Но она не смогла сделать этого. Отчасти потому, что в тот момент главным для нее было уберечь Иден. А отчасти потому, что это оказалось противно ее натуре. Она была выкована иначе. Молот судьбы, обрушивший на нее страшные удары, когда она была еще раскалена добела и податлива, придал ей ту форму, которую, остыв, она уже не могла изменить.
И ей не осталось ничего другого, как только повернуться спиной к сыну и уйти прочь. Да и чем она могла помочь ему? Странно, но она не держала зла на Джоула. Больше уже не держала. Ее злость растаяла без следа. Он разрушил ее маленькую империю. Он заставил ее испытать боль, о которой даже она – большой специалист по части боли – никогда не подозревала.

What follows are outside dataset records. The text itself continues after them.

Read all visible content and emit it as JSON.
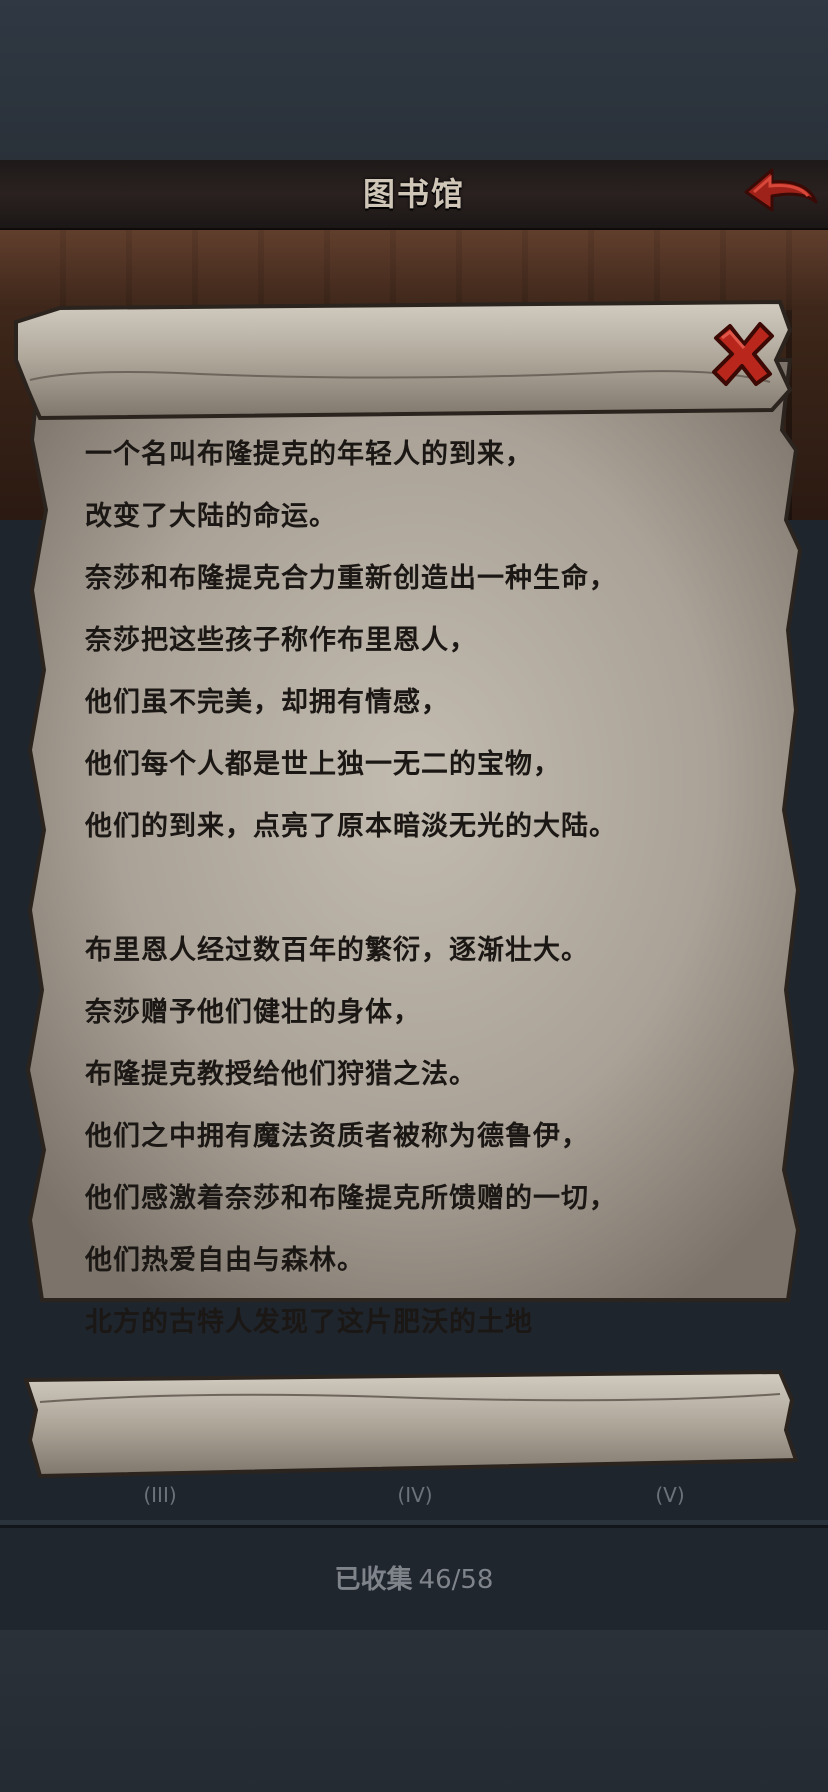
{
  "header": {
    "title": "图书馆"
  },
  "scroll": {
    "lines": [
      "一个名叫布隆提克的年轻人的到来，",
      "改变了大陆的命运。",
      "奈莎和布隆提克合力重新创造出一种生命，",
      "奈莎把这些孩子称作布里恩人，",
      "他们虽不完美，却拥有情感，",
      "他们每个人都是世上独一无二的宝物，",
      "他们的到来，点亮了原本暗淡无光的大陆。",
      "",
      "布里恩人经过数百年的繁衍，逐渐壮大。",
      "奈莎赠予他们健壮的身体，",
      "布隆提克教授给他们狩猎之法。",
      "他们之中拥有魔法资质者被称为德鲁伊，",
      "他们感激着奈莎和布隆提克所馈赠的一切，",
      "他们热爱自由与森林。",
      "北方的古特人发现了这片肥沃的土地"
    ]
  },
  "volumes": {
    "labels": [
      "(III)",
      "(IV)",
      "(V)"
    ]
  },
  "footer": {
    "collected_label": "已收集",
    "collected_count": "46/58"
  },
  "colors": {
    "back_arrow": "#a0241c",
    "close_x": "#b8261c",
    "parchment": "#b7b0a4",
    "ink": "#1b1714"
  },
  "icons": {
    "back": "back-arrow-icon",
    "close": "close-x-icon"
  }
}
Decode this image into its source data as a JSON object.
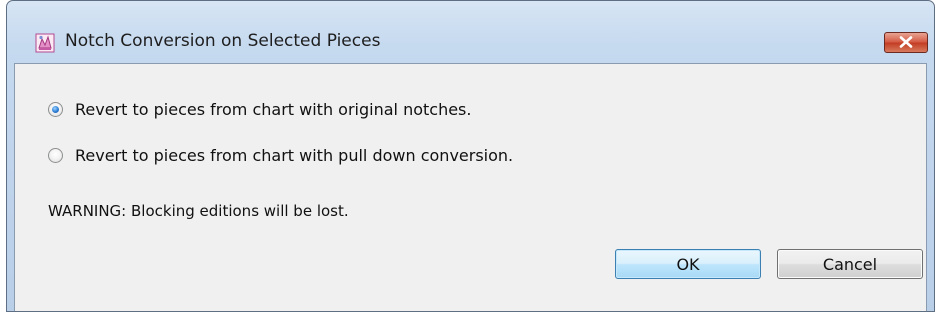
{
  "window": {
    "title": "Notch Conversion on Selected Pieces"
  },
  "options": [
    {
      "label": "Revert to pieces from chart with original notches.",
      "selected": true
    },
    {
      "label": "Revert to pieces from chart with pull down conversion.",
      "selected": false
    }
  ],
  "warning": "WARNING: Blocking editions will be lost.",
  "buttons": {
    "ok_label": "OK",
    "cancel_label": "Cancel"
  },
  "icons": {
    "app": "app-icon",
    "close": "close-icon"
  },
  "colors": {
    "close_button": "#c23c23",
    "ok_button_border": "#3c7fb1",
    "client_background": "#f0f0f0",
    "frame": "#c5d9ef"
  }
}
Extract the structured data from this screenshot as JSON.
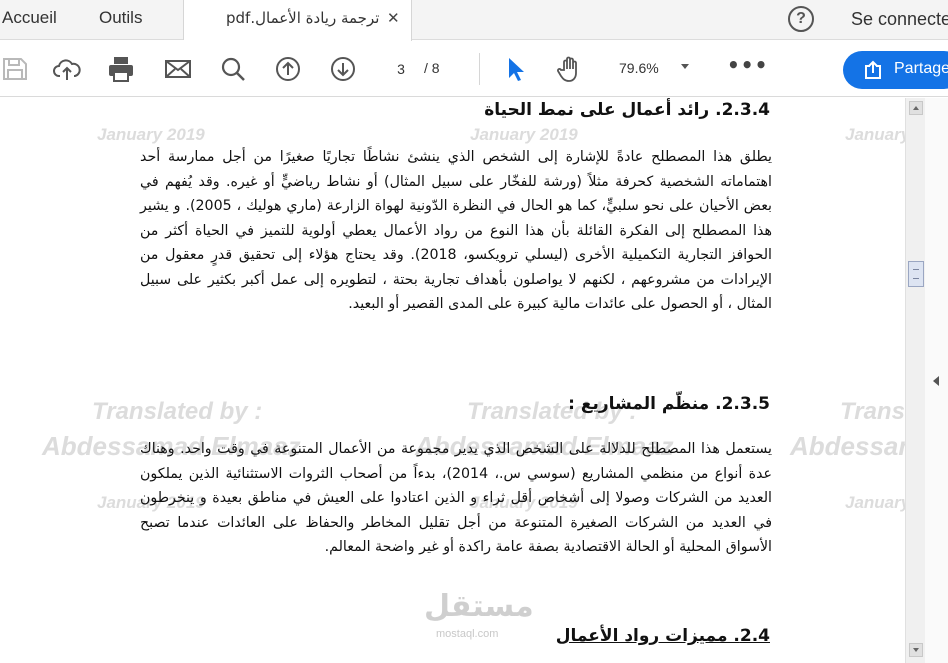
{
  "tabs": {
    "home": "Accueil",
    "tools": "Outils",
    "document": "ترجمة ريادة الأعمال.pdf",
    "close": "✕"
  },
  "header": {
    "help": "?",
    "signin": "Se connecter"
  },
  "toolbar": {
    "current_page": "3",
    "total_pages": "/ 8",
    "zoom": "79.6%",
    "more": "•••",
    "share_label": "Partager"
  },
  "document": {
    "watermarks": {
      "date": "January 2019",
      "translated": "Translated by :",
      "translator": "Abdessamad Elmaaz"
    },
    "logo": "مستقل",
    "logo_sub": "mostaql.com",
    "sections": [
      {
        "heading": "2.3.4. رائد أعمال على نمط الحياة",
        "paragraph": "يطلق هذا المصطلح عادةً للإشارة إلى الشخص الذي ينشئ نشاطًا تجاريًا صغيرًا من أجل ممارسة أحد اهتماماته الشخصية كحرفة مثلاً (ورشة للفخّار على سبيل المثال) أو نشاط رياضيٍّ أو غيره. وقد يُفهم في بعض الأحيان على نحو سلبيٍّ، كما هو الحال في النظرة الدّونية لهواة الزارعة (ماري هوليك ، 2005). و يشير هذا المصطلح إلى الفكرة القائلة بأن هذا النوع من رواد الأعمال يعطي أولوية للتميز في الحياة أكثر من الحوافز التجارية التكميلية الأخرى (ليسلي ترويكسو، 2018). وقد يحتاج هؤلاء إلى تحقيق قدرٍ معقول من الإيرادات من مشروعهم ، لكنهم لا يواصلون بأهداف تجارية بحتة ، لتطويره إلى عمل أكبر بكثير على سبيل المثال ، أو الحصول على عائدات مالية كبيرة على المدى القصير أو البعيد."
      },
      {
        "heading": "2.3.5. منظّم المشاريع :",
        "paragraph": "يستعمل هذا المصطلح للدلالة على الشخص الذي يدير مجموعة من الأعمال المتنوعة في وقت واحد. وهناك عدة أنواع من منظمي المشاريع (سوسي س.، 2014)، بدءاً من أصحاب الثروات الاستثنائية الذين يملكون العديد من الشركات وصولا إلى أشخاص أقل ثراء و الذين اعتادوا على العيش في مناطق بعيدة و ينخرطون في العديد من الشركات الصغيرة المتنوعة من أجل تقليل المخاطر والحفاظ على العائدات عندما تصبح الأسواق المحلية أو الحالة الاقتصادية بصفة عامة راكدة أو غير واضحة المعالم."
      },
      {
        "heading": "2.4. مميزات رواد الأعمال"
      }
    ]
  },
  "colors": {
    "accent": "#1473e6",
    "cursor_tool": "#1473e6"
  }
}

Он отнял у нее ее чудесный дом, имущество, богатство, и все это сжег дотла. Но могло бы быть и хуже. Это подсказывал ей разум. Могло быть гораздо хуже. Он спас Иден. А это важнее любых потерь.
Она начала свою жизнь с нуля. Нулем и закончила. Богатство оказалось всего лишь сном. Да и весь этот мир был просто-напросто сном, выдумкой, мерцающими на экране кадрами кинопленки.
Ее сын напомнил ей о многих давно забытых вещах. О том, как несущественно и бренно любое богатство. И как бесконечно важна жизнь, этот дрожащий огонек в океане беспросветной тьмы.
Что ждет ее за порогом земного существования? Что-то? Ничего? В пятьдесят восемь лет ответ на этот вопрос уже не кажется таким абстрактным, как когда-то.
Оглядываясь назад, она спрашивала себя, можно ли считать, что в конце концов ее жизнь пришла к определенному балансу между добром и злом, радостью и страданием. Когда настанет время взвешивать ее душу, попадет ли она в рай? Или перевесят грехи? Да? Нет?
Мерседес вздохнула, чувствуя, как расслабляются ее мышцы и успокаиваются нервы. Напряжение спало. Она больше не будет противиться желаниям Иден. Ведь когда-то никакие уговоры не смогли изменить ее собственные решения. Она знала, что и ей не удастся повлиять на решения дочери. Пусть поступает как хочет.
Может быть, Иден сделает то, что не смогла сделать она. Упадет рядом с ним на колени. Обнимет его и излечит своими слезами. Возможно, даже, что они обретут истинное счастье, которое ускользало от их матери на протяжении всей ее жизни.
Жалела ли Мерседес о чем-нибудь? Об убийствах? О лжи? Об изменах? Все они были в какой-то степени вынужденными. Неизбежными. Как неизбежна судьба самой Иден. Так что жалеть здесь не о чем.
Она была живым человеком. Она познала многие человеческие страсти и не жалела об этом. Она не жалела о любви, которую дарила другим и которую получала сама. Странная любовь, жестокая любовь, сладкая любовь; любовь, подобная радуге, и любовь, похожая на бурю… Все было не напрасно. И не о чем скорбеть.
А что же ее будущее? Многое будет зависеть от того, как сложатся судьбы двух ее детей. Она закрыла глаза и увидела их стоящими перед ней – темный ангел и светлый ангел, родной и благоприобретенный, сын и дочь. Она будет молиться об их счастье и спасении душ. Но здесь, рядом с ними, она не останется. Ее присутствие в их жизни не принесет пользы. По крайней мере, сейчас. А возможно, и никогда.
В Испании ждет Хоакин де Кордоба. Ее верный странствующий рыцарь. Она не знает, сможет ли подарить ему любовь, которой он заслуживает, но она постарается. Еще не поздно попробовать.
Близится смерть восьмидесятидвухлетнего Франсиско Франко. Красивый и умный король готовится возглавить переход страны к демократии и снова занять трон. Интересно будет все это увидеть. Может быть, она и Хоакин еще доживут до того времени, когда Испания станет такой, о которой она мечтала девчонкой и за которую пошла воевать тем жарким летом тридцать шестого.
Да. Всегда есть что посмотреть.
Мерседес встала – красивая, темноволосая женщина на пороге седьмого десятка. Она мысленно улыбнулась. Молот все бьет. Железо куется. Работа кипит. Жизнь продолжается.
Аризона
Тучи вздымались над пустыней, словно крепостные стены сказочного города.
Они казались неподвижными, но их взбухшие вершины медленно уплывали ввысь, где растекались в гигантскую наковальню, из которой вот-вот должен был загреметь гром и пролиться на землю благодатный ливень.
Зимой пустыня осталась почти такой же, какой Иден видела ее в последний раз. Но уже не было той изнуряющей жары, а по мере того как наползали грозовые облака, воздух становился и вовсе прохладным. Однако больше ничего не изменилось. Теми же остались краски, и все так же возвышались величественные сагуаро.